Alek sah sich nach Bovril um. Der hing über Dylans Kopf von der Decke. Alek hob die Hand, und das Tier kletterte auf seine Schulter. Graf Volger erlaubte solche Abscheulichkeiten natürlich nicht in seiner Nähe.
»Guten Tag«, grüßte das Tierchen.
»Guten Abend«, berichtigte Alek und wandte sich Dr. Barlow zu. »Darf ich fragen, warum uns der Zar gebeten hat, eine Ladung Dörrfleisch aufzunehmen?«
»Dürfen Sie nicht«, sagte sie. »Aber schauen Sie sich doch bitte einmal diese unerwartete Fracht an. Wir brauchen Ihren Sachverstand als Mechanist.«
»Meinen Sachverstand als Mechanist?« Alek gesellte sich zu Miss Eierkopf neben der Kiste. Inmitten von Stroh, das als Polstermaterial diente, lagen verschiedene Metallteile, die in der Dunkelheit glänzten. Alek kniete, griff in die Kiste und nahm eins der Teile heraus. Tazza schnüffelte daran und winselte.

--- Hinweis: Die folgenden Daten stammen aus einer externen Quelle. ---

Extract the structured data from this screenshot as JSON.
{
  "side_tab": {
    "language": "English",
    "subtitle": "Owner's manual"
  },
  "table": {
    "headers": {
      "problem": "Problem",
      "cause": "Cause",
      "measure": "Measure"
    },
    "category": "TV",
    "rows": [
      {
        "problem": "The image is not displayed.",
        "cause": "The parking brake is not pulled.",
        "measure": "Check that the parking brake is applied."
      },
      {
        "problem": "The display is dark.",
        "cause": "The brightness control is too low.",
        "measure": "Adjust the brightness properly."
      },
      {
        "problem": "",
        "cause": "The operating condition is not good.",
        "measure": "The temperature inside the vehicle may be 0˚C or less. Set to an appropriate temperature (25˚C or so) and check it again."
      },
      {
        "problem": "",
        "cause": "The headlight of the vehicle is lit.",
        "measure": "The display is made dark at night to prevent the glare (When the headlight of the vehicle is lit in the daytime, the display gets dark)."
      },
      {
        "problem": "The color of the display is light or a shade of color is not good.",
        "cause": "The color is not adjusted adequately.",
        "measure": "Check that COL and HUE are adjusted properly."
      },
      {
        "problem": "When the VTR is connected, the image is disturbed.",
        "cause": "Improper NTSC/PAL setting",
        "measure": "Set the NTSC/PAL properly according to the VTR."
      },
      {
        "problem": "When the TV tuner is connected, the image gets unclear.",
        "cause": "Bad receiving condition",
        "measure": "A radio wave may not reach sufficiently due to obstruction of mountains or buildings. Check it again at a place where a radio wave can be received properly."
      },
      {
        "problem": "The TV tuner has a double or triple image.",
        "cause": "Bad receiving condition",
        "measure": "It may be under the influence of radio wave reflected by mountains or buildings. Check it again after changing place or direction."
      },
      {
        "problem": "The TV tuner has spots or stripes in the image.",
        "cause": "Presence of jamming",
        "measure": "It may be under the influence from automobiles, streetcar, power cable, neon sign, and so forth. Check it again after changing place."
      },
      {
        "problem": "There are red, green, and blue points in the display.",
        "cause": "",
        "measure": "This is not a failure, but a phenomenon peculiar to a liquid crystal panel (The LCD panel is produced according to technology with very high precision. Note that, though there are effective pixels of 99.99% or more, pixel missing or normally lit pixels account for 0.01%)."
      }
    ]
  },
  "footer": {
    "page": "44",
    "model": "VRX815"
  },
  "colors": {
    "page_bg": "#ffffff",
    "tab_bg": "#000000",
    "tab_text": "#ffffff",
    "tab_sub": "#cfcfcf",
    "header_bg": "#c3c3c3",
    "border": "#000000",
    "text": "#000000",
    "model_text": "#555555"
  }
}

Es handelte sich um ein elektrisches Bauteil, das ungefähr so lang wie ein Unterarm und am Ende mit zwei blanken Drähten ausgestattet war.
»Der Zar hat Ihnen nicht verraten, wie man das zusammenbaut?«
»Eigentlich sollte überhaupt keine Maschine dabei sein«, erwiderte Dylan. »Aber es sind fast eine halbe Tonne Metallteile und Werkzeuge hier drin. Die hätten den armen Mr. Newkirk fast in eine Kiefer gezogen!«
»Und alles das Produkt von Mechanisten«, murmelte Alek. Er begutachtete ein weiteres Teil, eine mundgeblasene Glaskugel. Mit einem satten Klicken rastete sie bei dem ersten Teil ein.
»Das sieht aus wie ein Zündkondensator, wie einer von denen, die wir in meinem Sturmläufer hatten.«
»Zündkondensator«, wiederholte Bovril leise.
»Sie können uns also den Zweck dieses Geräts erklären?«, fragte Dr. Barlow.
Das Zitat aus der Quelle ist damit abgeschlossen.